Poor economic growth and more financially constrained consumers has resulted in medical scheme membership not growing. Those who do join a medical scheme are typically older and with more healthcare needs.

Increasingly many younger, healthier individuals are eschewing becoming members of a medical scheme which means it’s becoming increasingly challenging for schemes to keep their risk pools viable, explains Fedhealth principal officer Jeremy Yatt.

“Medical schemes are not for profit entities, similar to stokvels, where members pay money to a fund that will assist them with medical related expenses,” he says. “Medical schemes provide a strong sense of social solidarity. Essentially, a modest amount every month provides members with access to massive healthcare value.”

He says the perception that medical schemes are greedy profit chasing entities sitting on piles of money and refusing to pay for simple treatment is incorrect. In reality, he points out, medical schemes paid out R160.6bn towards the costs of healthcare for their members.
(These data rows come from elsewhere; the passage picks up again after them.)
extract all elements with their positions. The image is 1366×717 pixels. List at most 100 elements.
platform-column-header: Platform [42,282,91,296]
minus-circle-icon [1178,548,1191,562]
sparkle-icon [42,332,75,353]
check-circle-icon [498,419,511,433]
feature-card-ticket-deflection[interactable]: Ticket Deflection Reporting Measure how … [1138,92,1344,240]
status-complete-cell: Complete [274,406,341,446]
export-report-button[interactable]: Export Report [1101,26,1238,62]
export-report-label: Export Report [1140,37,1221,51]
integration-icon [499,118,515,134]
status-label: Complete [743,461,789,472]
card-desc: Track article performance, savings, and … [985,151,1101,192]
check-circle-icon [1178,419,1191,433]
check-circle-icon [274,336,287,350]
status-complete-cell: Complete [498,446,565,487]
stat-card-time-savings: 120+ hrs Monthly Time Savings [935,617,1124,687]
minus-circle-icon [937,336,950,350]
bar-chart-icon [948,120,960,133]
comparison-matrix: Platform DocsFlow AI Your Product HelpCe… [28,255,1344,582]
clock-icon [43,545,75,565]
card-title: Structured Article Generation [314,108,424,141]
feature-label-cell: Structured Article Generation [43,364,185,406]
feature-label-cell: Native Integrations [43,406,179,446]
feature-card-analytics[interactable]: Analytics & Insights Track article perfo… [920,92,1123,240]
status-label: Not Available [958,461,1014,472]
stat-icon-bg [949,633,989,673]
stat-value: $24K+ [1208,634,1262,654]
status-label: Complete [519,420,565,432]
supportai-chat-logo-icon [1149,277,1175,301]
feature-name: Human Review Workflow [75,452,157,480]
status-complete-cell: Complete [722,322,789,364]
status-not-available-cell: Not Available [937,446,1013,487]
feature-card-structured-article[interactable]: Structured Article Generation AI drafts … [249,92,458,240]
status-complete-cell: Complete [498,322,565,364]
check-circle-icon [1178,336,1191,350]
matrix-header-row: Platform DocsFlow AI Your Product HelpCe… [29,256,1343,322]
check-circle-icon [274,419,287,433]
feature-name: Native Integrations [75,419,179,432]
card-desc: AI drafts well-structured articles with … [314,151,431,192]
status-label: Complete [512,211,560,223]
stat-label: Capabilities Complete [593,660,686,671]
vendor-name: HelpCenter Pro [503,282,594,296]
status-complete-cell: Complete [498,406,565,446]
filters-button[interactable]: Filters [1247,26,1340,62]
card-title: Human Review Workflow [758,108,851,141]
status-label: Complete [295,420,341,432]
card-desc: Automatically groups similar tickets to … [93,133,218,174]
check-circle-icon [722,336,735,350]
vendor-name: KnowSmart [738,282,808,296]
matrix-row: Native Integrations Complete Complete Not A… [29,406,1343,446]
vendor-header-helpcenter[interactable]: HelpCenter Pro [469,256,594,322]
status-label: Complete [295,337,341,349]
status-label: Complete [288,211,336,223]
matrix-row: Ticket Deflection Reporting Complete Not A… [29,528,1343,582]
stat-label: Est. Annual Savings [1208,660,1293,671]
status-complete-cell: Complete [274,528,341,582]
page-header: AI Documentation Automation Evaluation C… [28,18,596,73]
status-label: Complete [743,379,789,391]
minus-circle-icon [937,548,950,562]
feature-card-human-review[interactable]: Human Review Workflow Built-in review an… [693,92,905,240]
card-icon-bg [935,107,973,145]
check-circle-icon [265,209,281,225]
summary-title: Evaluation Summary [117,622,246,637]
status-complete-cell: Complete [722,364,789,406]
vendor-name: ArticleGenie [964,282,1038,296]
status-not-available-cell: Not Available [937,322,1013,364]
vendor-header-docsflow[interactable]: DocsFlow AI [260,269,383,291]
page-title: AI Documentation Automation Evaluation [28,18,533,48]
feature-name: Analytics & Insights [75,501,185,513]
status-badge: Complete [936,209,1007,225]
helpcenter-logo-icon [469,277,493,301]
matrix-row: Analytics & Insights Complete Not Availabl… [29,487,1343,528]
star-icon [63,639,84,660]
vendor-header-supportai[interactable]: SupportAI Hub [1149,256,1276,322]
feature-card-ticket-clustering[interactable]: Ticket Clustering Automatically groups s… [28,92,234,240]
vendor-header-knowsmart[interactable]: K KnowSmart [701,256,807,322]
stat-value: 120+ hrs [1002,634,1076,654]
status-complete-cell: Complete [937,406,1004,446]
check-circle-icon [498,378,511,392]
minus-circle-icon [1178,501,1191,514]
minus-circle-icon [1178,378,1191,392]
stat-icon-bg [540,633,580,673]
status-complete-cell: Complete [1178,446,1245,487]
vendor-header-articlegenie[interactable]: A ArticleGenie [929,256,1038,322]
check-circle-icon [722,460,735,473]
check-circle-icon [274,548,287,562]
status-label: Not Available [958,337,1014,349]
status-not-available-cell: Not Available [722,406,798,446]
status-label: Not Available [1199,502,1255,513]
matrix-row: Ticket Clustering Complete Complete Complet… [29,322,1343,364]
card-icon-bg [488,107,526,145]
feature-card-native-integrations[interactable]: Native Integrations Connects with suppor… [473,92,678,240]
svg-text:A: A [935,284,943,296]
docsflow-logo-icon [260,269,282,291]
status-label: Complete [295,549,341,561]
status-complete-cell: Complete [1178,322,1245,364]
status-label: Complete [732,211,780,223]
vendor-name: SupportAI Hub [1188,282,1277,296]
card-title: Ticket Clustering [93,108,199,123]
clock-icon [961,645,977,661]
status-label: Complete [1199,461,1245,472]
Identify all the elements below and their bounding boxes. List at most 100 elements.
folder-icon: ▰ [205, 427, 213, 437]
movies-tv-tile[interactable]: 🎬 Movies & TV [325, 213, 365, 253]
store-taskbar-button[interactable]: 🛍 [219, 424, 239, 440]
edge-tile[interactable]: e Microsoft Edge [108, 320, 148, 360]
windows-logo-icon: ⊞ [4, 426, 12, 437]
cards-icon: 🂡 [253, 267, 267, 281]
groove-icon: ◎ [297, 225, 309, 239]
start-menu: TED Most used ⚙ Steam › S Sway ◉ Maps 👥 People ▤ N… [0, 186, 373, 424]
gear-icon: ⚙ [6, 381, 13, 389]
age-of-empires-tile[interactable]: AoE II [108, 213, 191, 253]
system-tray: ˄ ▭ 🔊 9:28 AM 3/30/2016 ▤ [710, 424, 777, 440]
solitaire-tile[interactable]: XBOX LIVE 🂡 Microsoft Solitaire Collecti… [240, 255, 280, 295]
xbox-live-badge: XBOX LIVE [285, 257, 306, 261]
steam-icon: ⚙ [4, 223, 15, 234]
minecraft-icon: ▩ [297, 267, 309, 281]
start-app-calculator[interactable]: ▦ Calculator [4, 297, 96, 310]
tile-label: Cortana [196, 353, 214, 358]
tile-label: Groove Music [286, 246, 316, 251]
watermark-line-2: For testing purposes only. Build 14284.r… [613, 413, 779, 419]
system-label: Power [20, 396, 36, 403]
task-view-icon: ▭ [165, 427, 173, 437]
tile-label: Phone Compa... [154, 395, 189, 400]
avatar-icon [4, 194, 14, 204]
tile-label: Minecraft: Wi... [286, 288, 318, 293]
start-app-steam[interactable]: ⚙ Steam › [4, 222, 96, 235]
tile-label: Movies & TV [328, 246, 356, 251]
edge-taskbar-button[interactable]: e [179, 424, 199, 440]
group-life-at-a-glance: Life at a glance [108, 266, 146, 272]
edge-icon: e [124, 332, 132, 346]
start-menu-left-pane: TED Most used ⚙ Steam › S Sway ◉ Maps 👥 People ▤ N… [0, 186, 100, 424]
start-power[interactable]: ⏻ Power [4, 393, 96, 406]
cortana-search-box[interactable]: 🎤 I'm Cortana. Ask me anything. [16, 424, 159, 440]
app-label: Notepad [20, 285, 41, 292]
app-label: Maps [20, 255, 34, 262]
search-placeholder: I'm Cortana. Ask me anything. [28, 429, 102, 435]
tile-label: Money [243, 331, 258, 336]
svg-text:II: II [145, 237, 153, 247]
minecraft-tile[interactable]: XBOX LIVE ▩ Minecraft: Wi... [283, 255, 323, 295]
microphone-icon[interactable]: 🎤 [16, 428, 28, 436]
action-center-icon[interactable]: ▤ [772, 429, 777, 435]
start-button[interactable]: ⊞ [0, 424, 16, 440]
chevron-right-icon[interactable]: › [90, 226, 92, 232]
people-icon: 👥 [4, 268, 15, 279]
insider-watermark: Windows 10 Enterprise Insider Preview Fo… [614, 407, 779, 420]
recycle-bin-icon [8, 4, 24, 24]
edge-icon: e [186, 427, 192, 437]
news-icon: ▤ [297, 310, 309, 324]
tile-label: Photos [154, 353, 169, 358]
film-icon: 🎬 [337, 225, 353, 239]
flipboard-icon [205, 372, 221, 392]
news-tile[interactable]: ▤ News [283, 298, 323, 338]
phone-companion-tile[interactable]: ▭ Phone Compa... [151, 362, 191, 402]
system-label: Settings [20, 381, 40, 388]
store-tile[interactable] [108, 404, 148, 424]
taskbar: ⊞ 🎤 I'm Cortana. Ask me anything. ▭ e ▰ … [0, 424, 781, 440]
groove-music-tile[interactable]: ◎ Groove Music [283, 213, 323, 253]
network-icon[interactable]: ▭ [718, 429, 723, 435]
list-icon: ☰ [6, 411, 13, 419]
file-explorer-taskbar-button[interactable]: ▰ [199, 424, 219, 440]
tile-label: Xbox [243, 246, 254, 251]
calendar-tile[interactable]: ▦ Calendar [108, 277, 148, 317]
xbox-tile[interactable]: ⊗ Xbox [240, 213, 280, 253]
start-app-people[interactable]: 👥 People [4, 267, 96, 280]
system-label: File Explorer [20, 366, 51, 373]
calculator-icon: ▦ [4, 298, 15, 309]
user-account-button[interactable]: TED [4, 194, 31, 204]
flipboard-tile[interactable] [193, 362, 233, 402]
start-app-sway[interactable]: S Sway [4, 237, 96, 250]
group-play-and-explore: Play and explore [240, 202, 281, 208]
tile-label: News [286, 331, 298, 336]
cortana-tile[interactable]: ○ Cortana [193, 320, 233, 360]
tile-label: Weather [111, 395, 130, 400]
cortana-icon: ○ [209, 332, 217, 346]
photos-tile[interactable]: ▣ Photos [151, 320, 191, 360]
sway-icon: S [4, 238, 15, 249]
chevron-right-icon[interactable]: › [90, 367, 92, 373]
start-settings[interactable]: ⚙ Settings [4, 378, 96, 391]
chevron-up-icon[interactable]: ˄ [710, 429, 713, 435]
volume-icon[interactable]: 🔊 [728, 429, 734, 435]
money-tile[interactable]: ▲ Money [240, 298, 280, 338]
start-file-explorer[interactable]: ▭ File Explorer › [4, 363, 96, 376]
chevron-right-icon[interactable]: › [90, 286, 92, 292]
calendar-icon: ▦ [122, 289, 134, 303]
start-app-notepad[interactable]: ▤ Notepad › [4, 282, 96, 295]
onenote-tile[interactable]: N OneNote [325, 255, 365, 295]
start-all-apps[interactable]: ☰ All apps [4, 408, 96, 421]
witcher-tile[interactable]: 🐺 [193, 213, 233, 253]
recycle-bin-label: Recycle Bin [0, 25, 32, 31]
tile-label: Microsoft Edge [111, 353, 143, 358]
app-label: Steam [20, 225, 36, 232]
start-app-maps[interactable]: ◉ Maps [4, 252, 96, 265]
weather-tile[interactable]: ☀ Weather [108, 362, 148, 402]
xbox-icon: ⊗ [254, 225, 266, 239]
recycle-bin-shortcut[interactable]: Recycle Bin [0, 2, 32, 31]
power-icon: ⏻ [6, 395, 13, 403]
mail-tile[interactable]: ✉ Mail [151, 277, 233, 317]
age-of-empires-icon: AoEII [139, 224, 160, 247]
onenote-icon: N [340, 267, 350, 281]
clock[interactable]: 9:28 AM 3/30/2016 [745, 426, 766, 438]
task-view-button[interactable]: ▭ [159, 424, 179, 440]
“To remain sustainable, members need to contribute to these costs. If there were more lower-claiming members, costs would be lower, but healthier, lower claimers find little value in schemes, so they opt out. This, in turn, drives costs up.”

Without medical aids, many people would not be able to access quality medical treatment. “The medical fraternity has to be recognised as a vital thread in the fabric of society and medical schemes should strive to strengthen this service. Many services are only provided because of the existence of medical schemes that are able to fund these procedures,” he says, citing the example of knee replacements which are not available to patients in the public sector.